まだ誰も知らない恋を始めよう

38 侍女の言葉にキレた俺

 ここに至るまでも、随分待たされた。
 寝室に籠っていた母が身嗜みを整えるまで、と応接間に通されず。
 1時間近く玄関ホールの椅子に腰掛けたまま放置されたダニエルが
「やっぱり帰った方が……いい気がしてきた」と呟くのを、なだめて。

 だが、口にはしなかったが、俺も腹を立てていた。
 もてなしもせずに女性をひとりで玄関先で待たせるなんて信じられない。
 こんな無礼な扱いを受けて、申し訳ないやら恥ずかしいやらで、どれだけ歯がゆかったか。

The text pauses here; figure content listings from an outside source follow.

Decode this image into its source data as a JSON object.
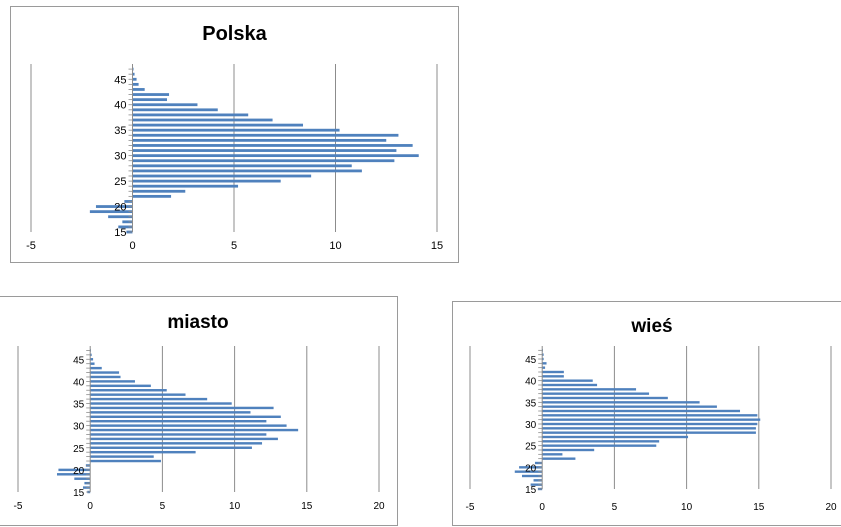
{
  "colors": {
    "bar": "#4f81bd",
    "grid": "#8c8c8c",
    "axis": "#8c8c8c"
  },
  "chart_data": [
    {
      "type": "bar",
      "orientation": "horizontal",
      "title": "Polska",
      "xlim": [
        -5,
        15
      ],
      "xticks": [
        -5,
        0,
        5,
        10,
        15
      ],
      "ylim": [
        15,
        48
      ],
      "yticks": [
        15,
        20,
        25,
        30,
        35,
        40,
        45
      ],
      "grid": "vertical",
      "categories": [
        15,
        16,
        17,
        18,
        19,
        20,
        21,
        22,
        23,
        24,
        25,
        26,
        27,
        28,
        29,
        30,
        31,
        32,
        33,
        34,
        35,
        36,
        37,
        38,
        39,
        40,
        41,
        42,
        43,
        44,
        45,
        46,
        47
      ],
      "values": [
        -0.3,
        -0.7,
        -0.5,
        -1.2,
        -2.1,
        -1.8,
        -0.4,
        1.9,
        2.6,
        5.2,
        7.3,
        8.8,
        11.3,
        10.8,
        12.9,
        14.1,
        13.0,
        13.8,
        12.5,
        13.1,
        10.2,
        8.4,
        6.9,
        5.7,
        4.2,
        3.2,
        1.7,
        1.8,
        0.6,
        0.3,
        0.2,
        0.1,
        0.05
      ]
    },
    {
      "type": "bar",
      "orientation": "horizontal",
      "title": "miasto",
      "xlim": [
        -5,
        20
      ],
      "xticks": [
        -5,
        0,
        5,
        10,
        15,
        20
      ],
      "ylim": [
        15,
        48
      ],
      "yticks": [
        15,
        20,
        25,
        30,
        35,
        40,
        45
      ],
      "grid": "vertical",
      "categories": [
        15,
        16,
        17,
        18,
        19,
        20,
        21,
        22,
        23,
        24,
        25,
        26,
        27,
        28,
        29,
        30,
        31,
        32,
        33,
        34,
        35,
        36,
        37,
        38,
        39,
        40,
        41,
        42,
        43,
        44,
        45,
        46,
        47
      ],
      "values": [
        -0.2,
        -0.5,
        -0.4,
        -1.1,
        -2.3,
        -2.2,
        -0.3,
        4.9,
        4.4,
        7.3,
        11.2,
        11.9,
        13.0,
        12.2,
        14.4,
        13.6,
        12.2,
        13.2,
        11.1,
        12.7,
        9.8,
        8.1,
        6.6,
        5.3,
        4.2,
        3.1,
        2.1,
        2.0,
        0.8,
        0.3,
        0.2,
        0.1,
        0.05
      ]
    },
    {
      "type": "bar",
      "orientation": "horizontal",
      "title": "wieś",
      "xlim": [
        -5,
        20
      ],
      "xticks": [
        -5,
        0,
        5,
        10,
        15,
        20
      ],
      "ylim": [
        15,
        48
      ],
      "yticks": [
        15,
        20,
        25,
        30,
        35,
        40,
        45
      ],
      "grid": "vertical",
      "categories": [
        15,
        16,
        17,
        18,
        19,
        20,
        21,
        22,
        23,
        24,
        25,
        26,
        27,
        28,
        29,
        30,
        31,
        32,
        33,
        34,
        35,
        36,
        37,
        38,
        39,
        40,
        41,
        42,
        43,
        44,
        45,
        46,
        47
      ],
      "values": [
        -0.3,
        -0.8,
        -0.6,
        -1.4,
        -1.9,
        -1.6,
        -0.5,
        2.3,
        1.4,
        3.6,
        7.9,
        8.1,
        10.1,
        14.8,
        14.8,
        14.9,
        15.1,
        14.9,
        13.7,
        12.1,
        10.9,
        8.7,
        7.4,
        6.5,
        3.8,
        3.5,
        1.5,
        1.5,
        0.2,
        0.3,
        0.1,
        0.1,
        0.05
      ]
    }
  ]
}
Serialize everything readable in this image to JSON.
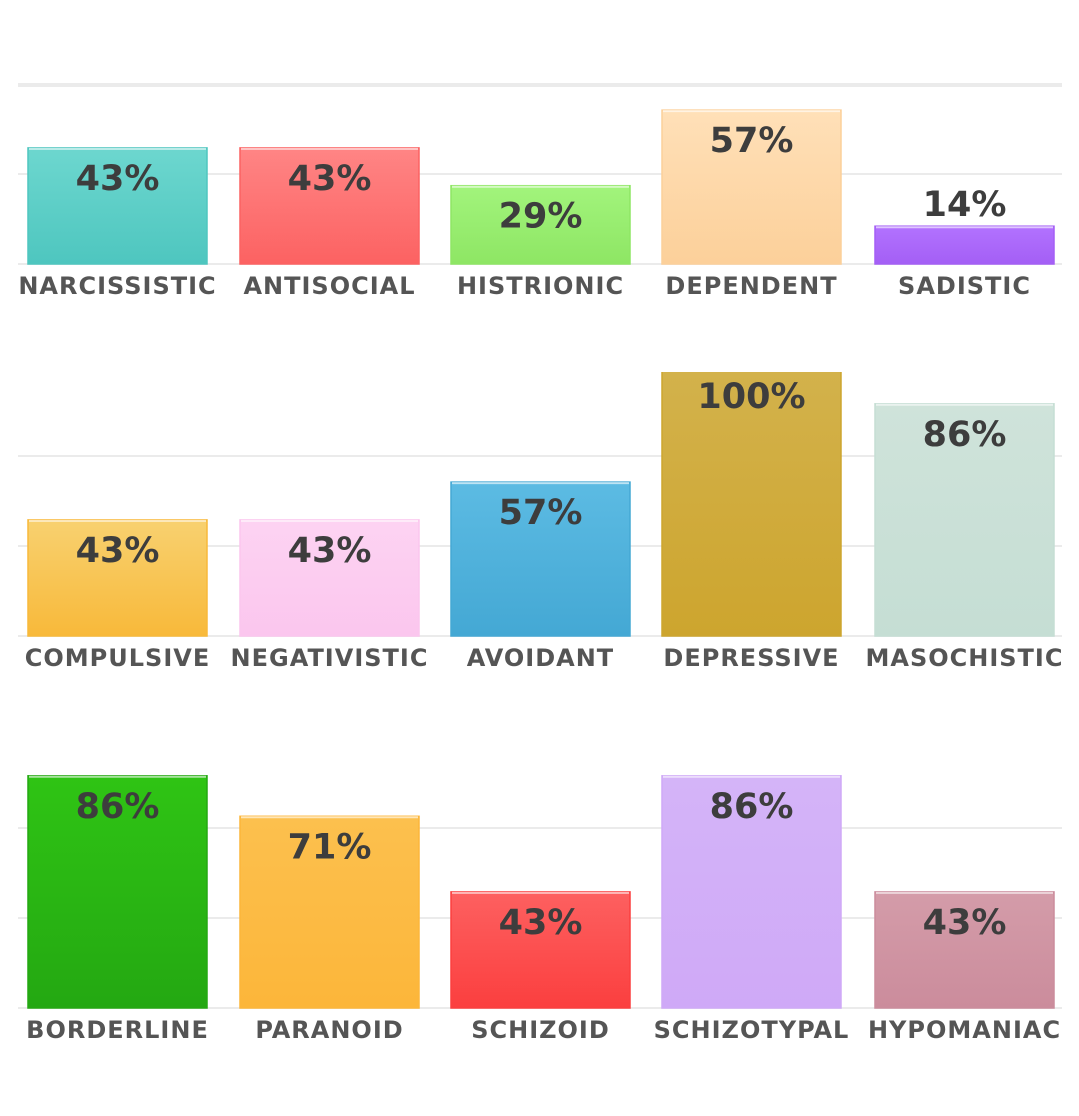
{
  "chart_data": [
    {
      "type": "bar",
      "ylim": [
        0,
        100
      ],
      "grid": true,
      "categories": [
        "NARCISSISTIC",
        "ANTISOCIAL",
        "HISTRIONIC",
        "DEPENDENT",
        "SADISTIC"
      ],
      "values": [
        43,
        43,
        29,
        57,
        14
      ],
      "labels": [
        "43%",
        "43%",
        "29%",
        "57%",
        "14%"
      ],
      "colors": [
        [
          "#6dd7cf",
          "#4ec6bf"
        ],
        [
          "#ff8585",
          "#fc6262"
        ],
        [
          "#a2f47c",
          "#8ee664"
        ],
        [
          "#ffe0b8",
          "#fcd09a"
        ],
        [
          "#b272ff",
          "#a45ff5"
        ]
      ]
    },
    {
      "type": "bar",
      "ylim": [
        0,
        100
      ],
      "grid": true,
      "categories": [
        "COMPULSIVE",
        "NEGATIVISTIC",
        "AVOIDANT",
        "DEPRESSIVE",
        "MASOCHISTIC"
      ],
      "values": [
        43,
        43,
        57,
        100,
        86
      ],
      "labels": [
        "43%",
        "43%",
        "57%",
        "100%",
        "86%"
      ],
      "colors": [
        [
          "#f8d170",
          "#f8b93a"
        ],
        [
          "#fdd3f2",
          "#fbc6ee"
        ],
        [
          "#5cbbe3",
          "#44a8d4"
        ],
        [
          "#d3b24c",
          "#cda52e"
        ],
        [
          "#cfe3da",
          "#c5ded4"
        ]
      ]
    },
    {
      "type": "bar",
      "ylim": [
        0,
        100
      ],
      "grid": true,
      "categories": [
        "BORDERLINE",
        "PARANOID",
        "SCHIZOID",
        "SCHIZOTYPAL",
        "HYPOMANIAC"
      ],
      "values": [
        86,
        71,
        43,
        86,
        43
      ],
      "labels": [
        "86%",
        "71%",
        "43%",
        "86%",
        "43%"
      ],
      "colors": [
        [
          "#2fc414",
          "#24a812"
        ],
        [
          "#fcc04e",
          "#fcb63a"
        ],
        [
          "#fd6060",
          "#fb3f3f"
        ],
        [
          "#d4b4f8",
          "#cfa9f7"
        ],
        [
          "#d49ca9",
          "#cb8c9c"
        ]
      ]
    }
  ]
}
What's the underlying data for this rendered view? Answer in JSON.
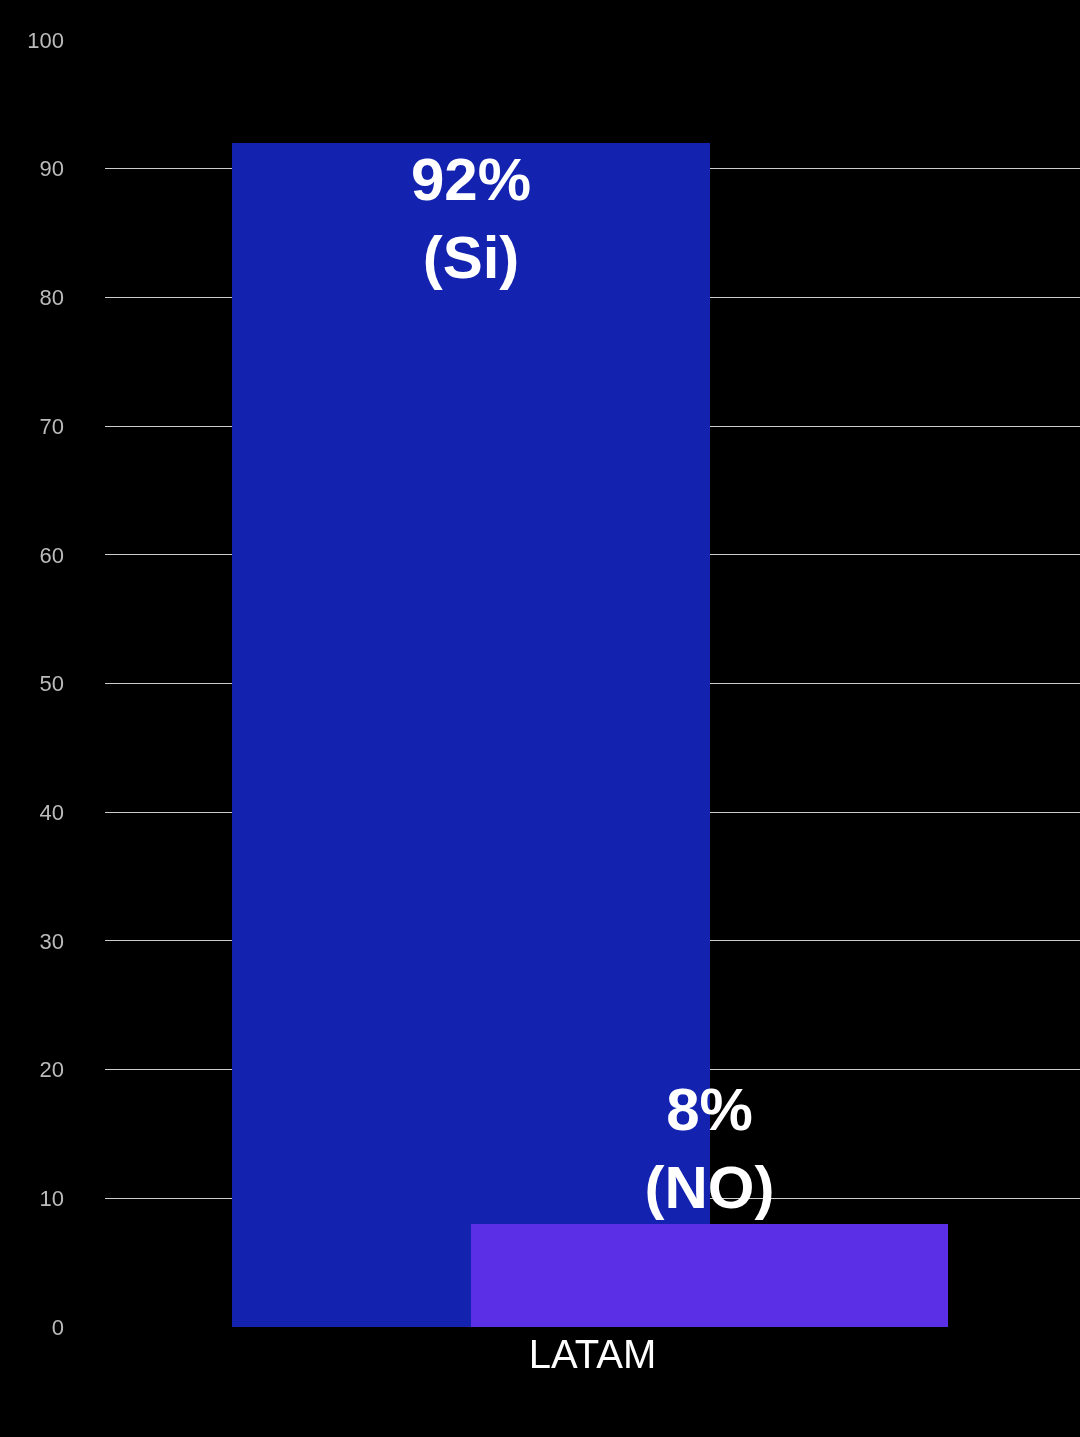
{
  "chart_data": {
    "type": "bar",
    "categories": [
      "LATAM"
    ],
    "series": [
      {
        "color": "#1323b0",
        "values": [
          92
        ],
        "value_labels": [
          "92%\n(Si)"
        ]
      },
      {
        "color": "#5a2fe6",
        "values": [
          8
        ],
        "value_labels": [
          "8%\n(NO)"
        ]
      }
    ],
    "ylim": [
      0,
      100
    ],
    "yticks": [
      0,
      10,
      20,
      30,
      40,
      50,
      60,
      70,
      80,
      90,
      100
    ],
    "grid": "y"
  }
}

 母とダニエルが無言で向かい合い、黙ってお茶を飲んでいる。
 その沈黙に耐えかねたのか、父が到着する前に母が話しだした。


「その指輪……フィニアスには、いつか渡したいと想うひとが出来たら教えてね、と保管場所を話していました。
 息子は居なくなる前に、それを持ち出していたんですね……
 全然気付かなかった」

「わたくしもお母様の指輪だとお聞きして。
 受け取って良いものか、ずいぶん悩みました」

「あの、フィニアスとは、一体いつからのお付き合いなのかしら?」

「この冬の年末休みの前からお付き合いを始めて、もうすぐ半年になります。